Search code examples

ngram refer back to docname in quanteda

I am trying to create a datatable similar to the output from quanteda::textstat_frequency but with one more column, docnames, which is a string of doc names that contain the specific token. E.g.

a_corpus <- quanteda::corpus(c("some corpus text of no consequence that in practice is going to be very large",
                                   "and so one might expect a very large number of ngrams but for nlp purposes only care about top ten",
                                   "adding some corpus text word repeats to ensure ngrams top ten selection approaches are working"))

ngrams_dfm <- quanteda::dfm(a_corpus, tolower = T, stem = F, ngrams = 2)
freq = textstat_frequency(ngrams_dfm)
# freq's header has feature, frequency, rank, docfreq, group

data.table(feature = featnames(ngrams_dfm )[1:50], 
       frequency = colSums(ngrams_dfm)[1:50],
       doc_names = paste(docnames, collapse = ',')?, # what should be here?
       keep.rownames = F,
       stringsAsFactors = F)


  • Another (opinionated) approach could be to use the udpipe R package. Example below - it has the advantage to easily be able to select based on parts-of-speech tags or you could also use it to select specific dependency parsing results which is soo much better than bigrams (but that's for another question)
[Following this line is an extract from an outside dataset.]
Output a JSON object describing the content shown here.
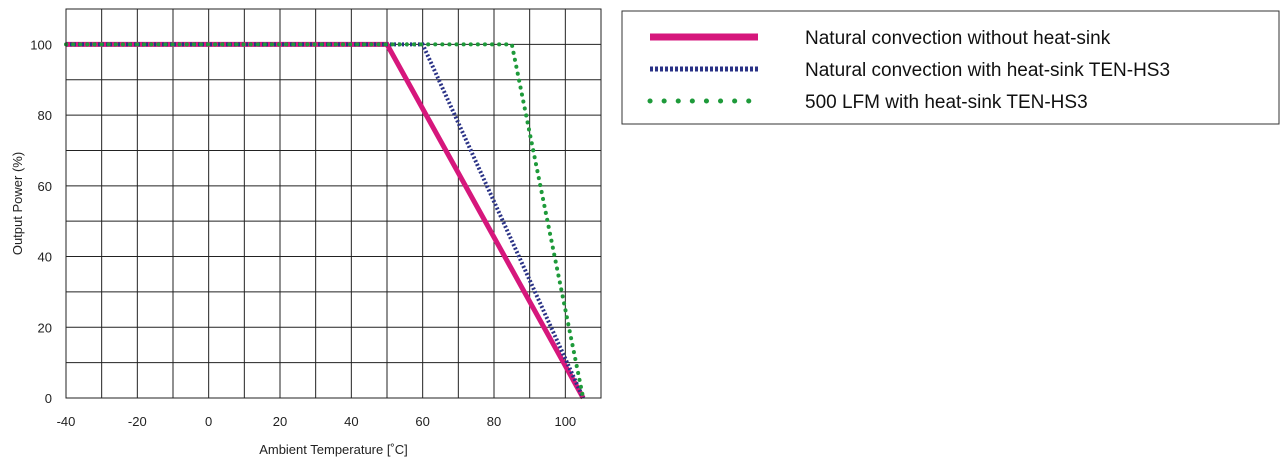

    txt <- c("some corpus text of no consequence that in practice is going to be very large",
           "and so one might expect a very large number of ngrams but for nlp purposes only care about top ten",
           "adding some corpus text word repeats to ensure ngrams top ten selection approaches are working")
    x <- udpipe(txt, "english", trace = TRUE) ## rich output, but takes a while for large volumes of text
    x <- setDT(x)
    x <- x[, bigram_lemma := txt_nextgram(lemma, n = 2, sep = "-"), by = list(doc_id, paragraph_id, sentence_id)]
    x <- x[, upos_next := txt_next(upos, n = 1), by = list(doc_id, paragraph_id, sentence_id)]
    x_nouns <- subset(x, upos %in% c("ADJ") & upos_next %in% c("NOUN"))
    freqs <- document_term_frequencies(x, document = "doc_id", term = c("bigram_lemma", "lemma"))
    dtm <- document_term_matrix(freqs)